Elle n’allait tout de même pas
rebrousser chemin pour ce genre d’histoire. Il était consentant, après tout, il
l’invitait chez lui… Il savait ce qu’il faisait, non ? S’il s’offrait une
aventure, c’était pour aujourd’hui, pas pour demain. Cinq heures du matin : il
était grand temps pour elle de s’intéresser de plus près à son ravissant
compagnon. Surtout qu’il n’y aurait pas d’autre fois, elle en était certaine.
Ils trinquèrent joyeusement à
leur rencontre, elle le félicita pour le choix du Champagne. Ils mirent de la
musique, tamisèrent la lumière du salon et commencèrent à danser, soudés l’un à
l’autre, afin de reprendre les choses là où ils les avaient laissées. Ils
restaient debout, leurs corps ensorcelés par la musique, mi-orientale,
mi-celtique. Elle se délectait de ce corps solide, de toute beauté, bien
charpenté.
Ça la rendait folle. Elle le
complimenta ardemment sur son physique avantageux, frôlant la perfection.

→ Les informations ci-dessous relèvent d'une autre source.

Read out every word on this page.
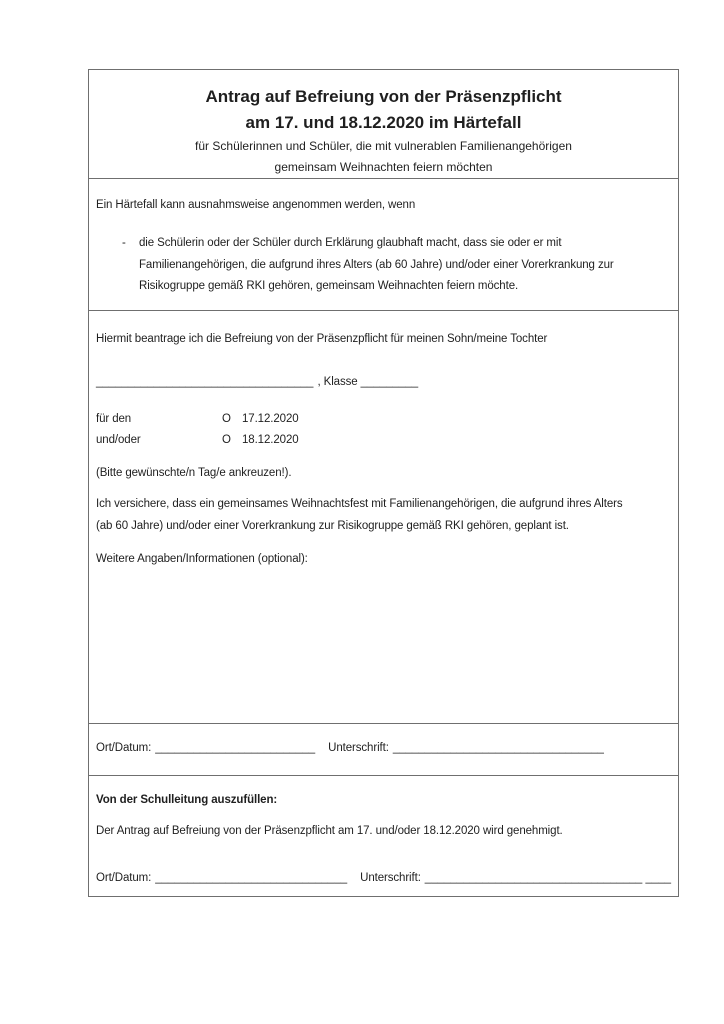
Antrag auf Befreiung von der Präsenzpflicht
am 17. und 18.12.2020 im Härtefall
für Schülerinnen und Schüler, die mit vulnerablen Familienangehörigen
gemeinsam Weihnachten feiern möchten
Ein Härtefall kann ausnahmsweise angenommen werden, wenn
-	die Schülerin oder der Schüler durch Erklärung glaubhaft macht, dass sie oder er mit
Familienangehörigen, die aufgrund ihres Alters (ab 60 Jahre) und/oder einer Vorerkrankung zur
Risikogruppe gemäß RKI gehören, gemeinsam Weihnachten feiern möchte.
Hiermit beantrage ich die Befreiung von der Präsenzpflicht für meinen Sohn/meine Tochter
__________________________________ , Klasse _________
für den	O 17.12.2020
und/oder	O 18.12.2020
(Bitte gewünschte/n Tag/e ankreuzen!).
Ich versichere, dass ein gemeinsames Weihnachtsfest mit Familienangehörigen, die aufgrund ihres Alters
(ab 60 Jahre) und/oder einer Vorerkrankung zur Risikogruppe gemäß RKI gehören, geplant ist.
Weitere Angaben/Informationen (optional):
Ort/Datum: _________________________ Unterschrift: _________________________________
Von der Schulleitung auszufüllen:
Der Antrag auf Befreiung von der Präsenzpflicht am 17. und/oder 18.12.2020 wird genehmigt.
Ort/Datum: ______________________________ Unterschrift: __________________________________ ____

« C’est du grand art, vraiment ! » murmura-t-elle en plongeant
son regard bleu acier dans ses yeux clairs et brillants. « Mais tu n’as
pas encore tout vu ! » lui souffla-t-il en prenant sa main avec
empressement.
Il lui proposa de continuer leurs
ébats sur le canapé blanc du salon. Il s’allongea et la laissa poursuivre, les
yeux clos. Au comble de l’excitation, elle lâcha soudain :
« L’heure est venue, mets-toi à l’aise, je vais te faire goûter à ma
spécialité. Ta femme pourra aller se rhabiller, je suis la meilleure dans ce
domaine ! »
Plus tard, l’amant comblé glissait
vers une torpeur proche de la béatitude. Le moment était venu : elle se
releva, saisit son sac à mains, en sortit son couteau, un Laguiole parfaitement
affûté, trancha le cou de l’homme d’un coup net, avant qu’il ne puisse
prononcer un seul mot. Le sang s’écoulait déjà de la blessure franche.

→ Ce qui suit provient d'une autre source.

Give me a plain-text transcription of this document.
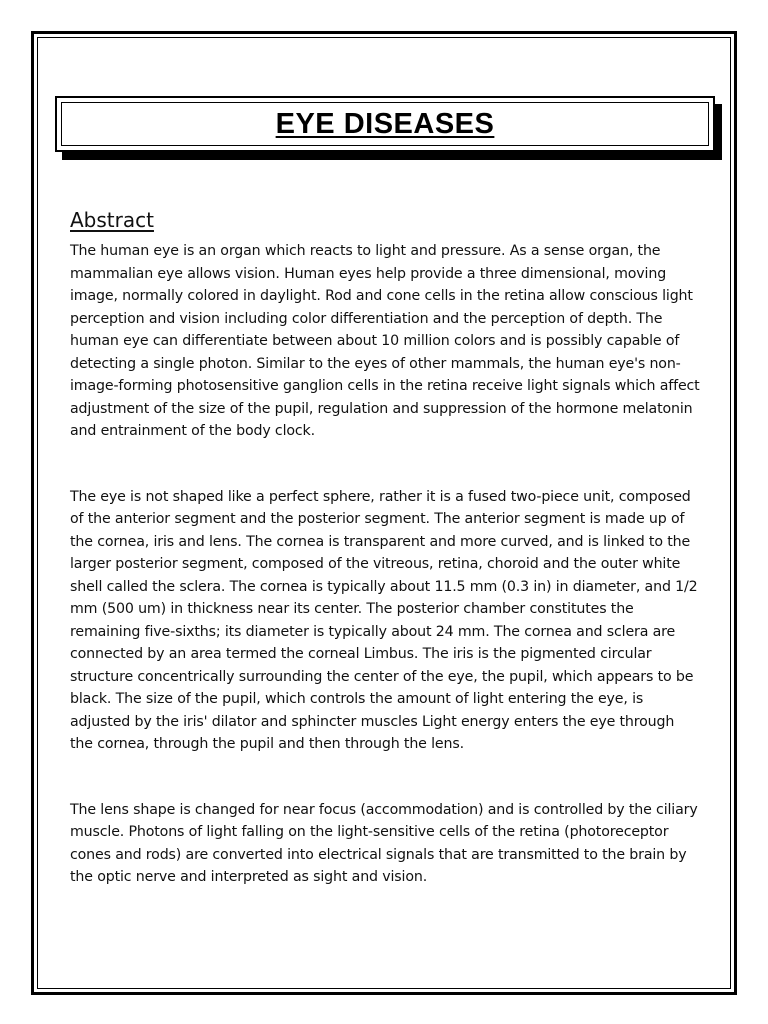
EYE DISEASES
Abstract

The human eye is an organ which reacts to light and pressure. As a sense organ, the mammalian eye allows vision. Human eyes help provide a three dimensional, moving image, normally colored in daylight. Rod and cone cells in the retina allow conscious light perception and vision including color differentiation and the perception of depth. The human eye can differentiate between about 10 million colors and is possibly capable of detecting a single photon. Similar to the eyes of other mammals, the human eye's non-image-forming photosensitive ganglion cells in the retina receive light signals which affect adjustment of the size of the pupil, regulation and suppression of the hormone melatonin and entrainment of the body clock.

The eye is not shaped like a perfect sphere, rather it is a fused two-piece unit, composed of the anterior segment and the posterior segment. The anterior segment is made up of the cornea, iris and lens. The cornea is transparent and more curved, and is linked to the larger posterior segment, composed of the vitreous, retina, choroid and the outer white shell called the sclera. The cornea is typically about 11.5 mm (0.3 in) in diameter, and 1/2 mm (500 um) in thickness near its center. The posterior chamber constitutes the remaining five-sixths; its diameter is typically about 24 mm. The cornea and sclera are connected by an area termed the corneal Limbus. The iris is the pigmented circular structure concentrically surrounding the center of the eye, the pupil, which appears to be black. The size of the pupil, which controls the amount of light entering the eye, is adjusted by the iris' dilator and sphincter muscles Light energy enters the eye through the cornea, through the pupil and then through the lens.

The lens shape is changed for near focus (accommodation) and is controlled by the ciliary muscle. Photons of light falling on the light-sensitive cells of the retina (photoreceptor cones and rods) are converted into electrical signals that are transmitted to the brain by the optic nerve and interpreted as sight and vision.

Elle se mit à laper le liquide
épais, à l’aspirer à petits coups rapides, avec application. Ses dents, rouges
de sang, s’acharnant sur le cou de l’homme, étincelaient, parfaitement
aiguisées. Quand ce fut terminé, elle s’essuya la bouche d’un revers de la
main, rassembla ses affaires avant de passer à la salle de bains.
« Je te l’avais dit que ce
serait du grand art ! » lança-t-elle au cadavre exsangue, tout en se
dirigeant vers l’entrée. Elle s’assura qu’il n’y avait personne dans le
couloir, referma la porte derrière elle, sortit prudemment pour aller jusqu’à
sa voiture. Le moteur démarra au quart de tour.
Il était huit heures, l’air était
frais, il faisait à peine jour en ce début d’automne. Elle allait être
tranquille pour un moment. La prochaine fois, il lui faudrait redoubler de
prudence, choisir un endroit en province où elle n’était encore jamais allée… Ses
aventures continueraient !
Bien au chaud dans son lit, elle
se remémora sa nuit mouvementée avec ce bel amant qui l’avait tant troublée. Il
avait vraiment très bon goût, un bon goût de vanille : ce fut sa dernière
pensée avant de s'endormir, pour jouir, enfin repue, d'un repos bien mérité.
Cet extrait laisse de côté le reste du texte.